Monty Brewster (Dennis O'Keefe, pictured) comes home to his girl Peggy (Helen Walker) from the war and learns that he has inherited 8 million dollars from an uncle. But the will has a (frankly ridiculous and possibly unenforceable) stipulation: Monty must spend a million dollars before his thirtieth birthday (about two months), be left with absolutely no assets (which means he can't buy such things as jets and yachts) or he will forfeit all the rest of the money (he can only give 5% to charity). There doesn't seem to be any reason why he can't simply give $100,000 to ten friends, but instead he sets up a business, rents expensive offices, pays inflated salaries -- and keeps making money no matter how hard he tries not to. The old old idea (this was filmed several times before) is a cute one, but this version, despite all the running around and mugging and so on, just seems lifeless, and it's never very funny. Part of the problem is that Dennis O'Keefe is not exactly a skilled comedian a la Bob Hope, although he does do his best. Helen Walker, who was excellent as the sinister Lilith in Nightmare Alley, makes a competent if unamusing leading lady. The supporting cast does their best, but a few genuinely amusing lines are sort of thrown away and lost in the general hysteria/tedium. Eddie "Rochester" Anderson adds to the limited fun.

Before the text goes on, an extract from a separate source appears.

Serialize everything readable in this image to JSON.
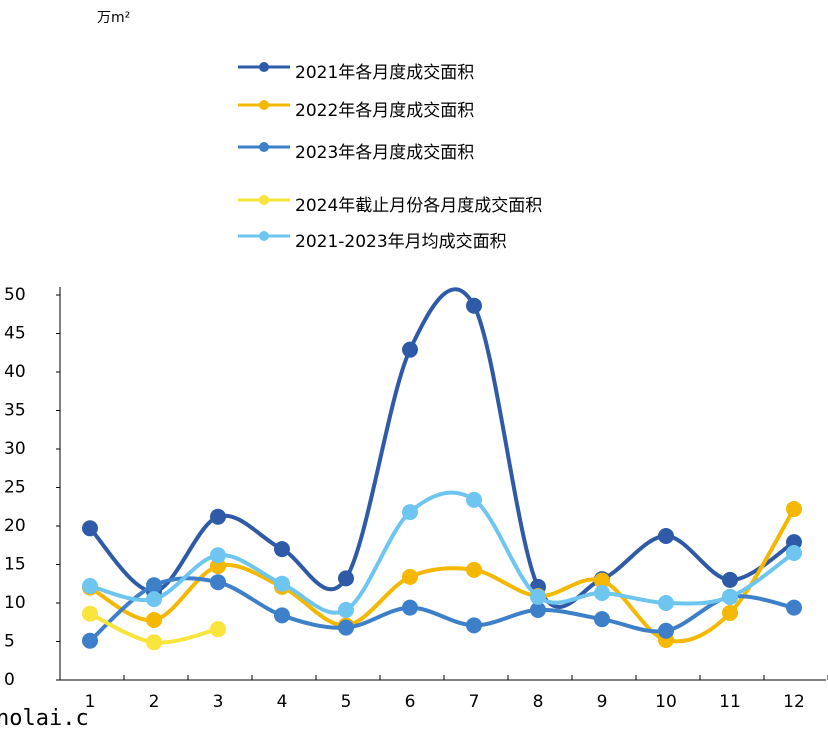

Verdict: Highly forgettable. *1/2.
2 comments:
Couldn't disagree more. BREWSTER'S MILLIONS was one of a handful of comedies made by Edward Small and directed by Allan Dwan that gave Dennis O'Keefe an opportunity at full frontal farce. He was probably the premier farceur of the 40's. Even though most comedies play best with an audience, even I was doubled over in the scene where all his sure-losers are coming up winners, topped off by a come-from-7 behinds win of a toothless nag at 40 to 1. Super supporting cast including a charmingly comic turn by Eddie Anderson.
It moves too fast for the audience to ask "Huh?" and that's just what a good farce should do. But this picture has so many great throwaways you have to back to pick them up.
Now try HI DIDDLE DIDDLE!!
Thanks for your comments, Ray. This one just didn't work for me, but I'm glad you got a kick out of it. O'Keefe did appear in quite a few comedies during this period. I'm not saying he was bad, just that I found others funnier.